Corsair : Grêve de 72 heures de vendredi à dimanche

transport aérien
corsair
©MATHIEU GARCIA / CORSAIR / AFP
Les syndicats de Corsair appellent à 72 heures de grève, de vendredi à dimanche, pour réclamer " des garanties en matière d'emploi", jugeant " inacceptable en l'état" le projet de rachat de la compagnie présenté par le groupe Dubreuil
De fortes turbulences à Corsair. Le préavis de grève déposé par les organisations syndicales court de vendredi 00H01 à dimanche 23h59 (Heure de Paris) précisent dans un communiqué l'Unac, la CFE-CGC, SUD-aérien, la CFDT et la CGT. Il concerne toutes les catégories de personnels, a précisé à l'AFP Anne-Véronique Rosello (CFTC), qui prédit "une mobilisation forte parce que personne ne peut accepter ces conditions-là" de reprise.              

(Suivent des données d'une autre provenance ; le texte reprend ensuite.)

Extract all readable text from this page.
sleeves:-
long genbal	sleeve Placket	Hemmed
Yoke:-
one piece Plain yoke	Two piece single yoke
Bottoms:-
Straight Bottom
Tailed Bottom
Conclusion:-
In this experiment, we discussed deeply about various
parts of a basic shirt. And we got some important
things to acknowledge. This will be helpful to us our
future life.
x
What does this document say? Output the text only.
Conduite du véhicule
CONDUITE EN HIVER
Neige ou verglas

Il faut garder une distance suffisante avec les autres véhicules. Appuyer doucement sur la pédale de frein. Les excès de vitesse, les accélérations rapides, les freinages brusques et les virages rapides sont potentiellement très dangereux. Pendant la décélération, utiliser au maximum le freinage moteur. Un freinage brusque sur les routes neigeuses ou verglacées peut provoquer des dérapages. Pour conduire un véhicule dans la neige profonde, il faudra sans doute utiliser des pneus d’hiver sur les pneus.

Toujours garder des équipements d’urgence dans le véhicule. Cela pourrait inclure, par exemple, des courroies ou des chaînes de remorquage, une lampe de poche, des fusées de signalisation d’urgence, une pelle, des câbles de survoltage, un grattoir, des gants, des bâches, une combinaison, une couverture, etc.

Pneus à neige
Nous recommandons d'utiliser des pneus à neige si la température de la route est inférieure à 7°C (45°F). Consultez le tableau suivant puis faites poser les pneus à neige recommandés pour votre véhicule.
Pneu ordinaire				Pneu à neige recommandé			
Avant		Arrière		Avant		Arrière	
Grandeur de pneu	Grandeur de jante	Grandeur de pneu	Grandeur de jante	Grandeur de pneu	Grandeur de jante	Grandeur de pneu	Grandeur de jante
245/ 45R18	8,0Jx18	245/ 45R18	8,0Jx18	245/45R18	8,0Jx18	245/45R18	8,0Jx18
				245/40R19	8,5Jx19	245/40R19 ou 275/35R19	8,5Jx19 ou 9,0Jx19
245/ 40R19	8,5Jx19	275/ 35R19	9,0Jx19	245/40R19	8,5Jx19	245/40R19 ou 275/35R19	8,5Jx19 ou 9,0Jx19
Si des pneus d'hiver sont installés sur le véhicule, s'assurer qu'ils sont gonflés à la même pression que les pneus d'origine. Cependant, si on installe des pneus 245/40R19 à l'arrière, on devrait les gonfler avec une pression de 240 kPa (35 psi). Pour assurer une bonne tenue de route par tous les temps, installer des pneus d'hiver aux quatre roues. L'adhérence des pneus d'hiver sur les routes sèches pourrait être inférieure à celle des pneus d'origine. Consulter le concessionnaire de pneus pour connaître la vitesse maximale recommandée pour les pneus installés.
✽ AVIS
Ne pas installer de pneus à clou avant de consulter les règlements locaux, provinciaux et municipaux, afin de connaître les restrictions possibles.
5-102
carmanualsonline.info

Demande de garanties pour les emplois et les rémunérations

Le groupe familial vendéen Dubreuil, déjà propriétaire d'Air Caraïbes, a annoncé vendredi dernier,  son intention d'acheter au groupe TUI France la compagnie Corsair International, 3e opérateur entre la métropole et les Antilles. Malgré les assurances qu'"il n'y aura(it) pas de plan social" apportées vendredi par Marc Rochet, président du directoire d'Air Caraïbes et futur président du directoire de Corsair, les syndicats redoutent le pire. "Nous exigeons des garanties quant à la pérennité de nos emplois et de nos rémunérations, ce projet n'est pour l'instant que la destruction de nos acquis", écrivent-ils.
Compte-tenu des "doublons" existant avec Air Caraïbes, "c'est mathématiquement impossible qu'il n'y ait pas de plan de licenciements", estime Mme Rosello.                
Dans leur communiqué, les syndicats prédisent "un avenir sombre et ambigu" pour Corsair, en "3 phases: absorption-destruction-disparition".  Ils redoutent notamment que la création annoncée pour fin 2016 d'une troisième entité pour opérer une nouvelle flotte de 11 Airbus A350 ne dégarnisse la compagnie.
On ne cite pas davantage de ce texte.